While appellant relies heavily on Toevs v. Western Farm Bureau Life Ins. Co., supra, as authority for her position, that opinion (to which I dissented) can give but little aid here. Unlike this case, this Court in Toevs held that because of ambiguities in forms and documents submitted by the insurance company a temporary contract of insurance arose. Here the case was tried on the basis of a policy issued but undelivered. Here the deceased’s application for insurance had been rejected by a counteroffer by the respondent insurance company which nullified the creation of a temporary contract of insurance. Annot. 2 A.L.R.2d 943, 994 (1948). In fact, Toevs recognizes that an insurance company has the right to terminate the temporary contract if it is dissatisfied with the applicant’s risk before the policy is issued. See, Gaunt v. John Hancock Mut. Life Ins. Co., 160 F.2d 599 (2d Cir. 1947).

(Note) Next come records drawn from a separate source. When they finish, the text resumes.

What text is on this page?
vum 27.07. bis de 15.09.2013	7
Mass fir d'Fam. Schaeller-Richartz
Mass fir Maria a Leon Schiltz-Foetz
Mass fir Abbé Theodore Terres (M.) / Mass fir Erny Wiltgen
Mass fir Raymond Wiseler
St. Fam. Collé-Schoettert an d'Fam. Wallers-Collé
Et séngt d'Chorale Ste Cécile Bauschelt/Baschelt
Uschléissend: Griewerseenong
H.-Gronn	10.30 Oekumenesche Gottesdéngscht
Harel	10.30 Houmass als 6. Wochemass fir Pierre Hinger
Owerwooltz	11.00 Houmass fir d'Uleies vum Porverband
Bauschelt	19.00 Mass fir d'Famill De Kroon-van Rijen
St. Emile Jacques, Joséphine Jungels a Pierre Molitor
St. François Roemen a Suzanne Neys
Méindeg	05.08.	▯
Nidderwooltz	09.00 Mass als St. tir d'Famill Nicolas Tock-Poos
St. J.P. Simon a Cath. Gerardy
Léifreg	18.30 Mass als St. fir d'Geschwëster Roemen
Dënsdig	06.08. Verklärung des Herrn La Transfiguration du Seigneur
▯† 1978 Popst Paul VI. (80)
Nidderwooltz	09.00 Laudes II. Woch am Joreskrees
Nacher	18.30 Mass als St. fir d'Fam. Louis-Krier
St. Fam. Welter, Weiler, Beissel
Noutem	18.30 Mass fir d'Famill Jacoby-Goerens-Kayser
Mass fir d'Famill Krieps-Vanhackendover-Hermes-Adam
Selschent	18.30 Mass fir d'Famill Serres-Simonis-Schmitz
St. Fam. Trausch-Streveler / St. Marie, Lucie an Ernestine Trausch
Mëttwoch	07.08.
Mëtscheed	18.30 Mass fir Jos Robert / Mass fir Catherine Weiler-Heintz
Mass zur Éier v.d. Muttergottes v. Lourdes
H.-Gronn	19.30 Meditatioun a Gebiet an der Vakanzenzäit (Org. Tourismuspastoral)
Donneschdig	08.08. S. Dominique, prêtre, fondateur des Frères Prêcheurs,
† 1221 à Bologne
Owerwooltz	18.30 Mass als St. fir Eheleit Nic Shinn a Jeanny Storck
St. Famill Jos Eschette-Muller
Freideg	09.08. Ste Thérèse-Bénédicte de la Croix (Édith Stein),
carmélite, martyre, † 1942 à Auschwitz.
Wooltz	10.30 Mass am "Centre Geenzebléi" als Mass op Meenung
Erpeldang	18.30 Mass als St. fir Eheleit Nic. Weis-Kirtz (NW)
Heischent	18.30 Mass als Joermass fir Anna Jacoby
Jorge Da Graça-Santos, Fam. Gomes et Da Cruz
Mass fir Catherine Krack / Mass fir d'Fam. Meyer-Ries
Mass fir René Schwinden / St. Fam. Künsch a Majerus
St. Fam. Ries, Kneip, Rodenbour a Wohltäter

When an insurance policy is issued differing materially from the policy applied *288for, such policy is a counteroffer which under the general rule of contracts amounts to a rejection of the application. Annot. 2 A.L.R.2d 943, 982 (1948) ; 1 Couch on Insurance (Anderson, 2d ed. 1959), §§ 7:8, 7:9, 7:20. This case is taken out of the realm of temporary insurance by the fact that the policy issued was different from the policy applied for and was thus a rejection of the original application. 1 Couch on Insurance (Anderson, 2d ed. 1959) § 7:20. Hillman, had he lived, could not have been forced to accept a policy with higher premiums than set forth on his application. 1 Couch on Insurance (Anderson, 2d ed. 1959) §§ 12:2, 12:4. The company’s ratification form to be signed by Hillman disclosed that the issued policy was really a counteroffer. The change in monthly premium from $6.90 to $10.00 is a material difference between the application and the policy issued. It should also be noted that the materially different policy was issued by the company before applicant Hillman had died. This counteroffer not having been accepted by Hillman, there was no meeting of minds and thus no contract of insurance. Ravenscroft v. Kansas City Life Ins. Co., 47 Idaho 425, 276 P. 303 (1929); Riordan v. Equitable Life Assurance Soc., 31 Idaho 657, 175 P. 586 (1918). 1 Couch on Insurance (Anderson, 2d ed. 1959) § 7:20.
Thus, it is my conclusion that the judgment of the trial court should be affirmed.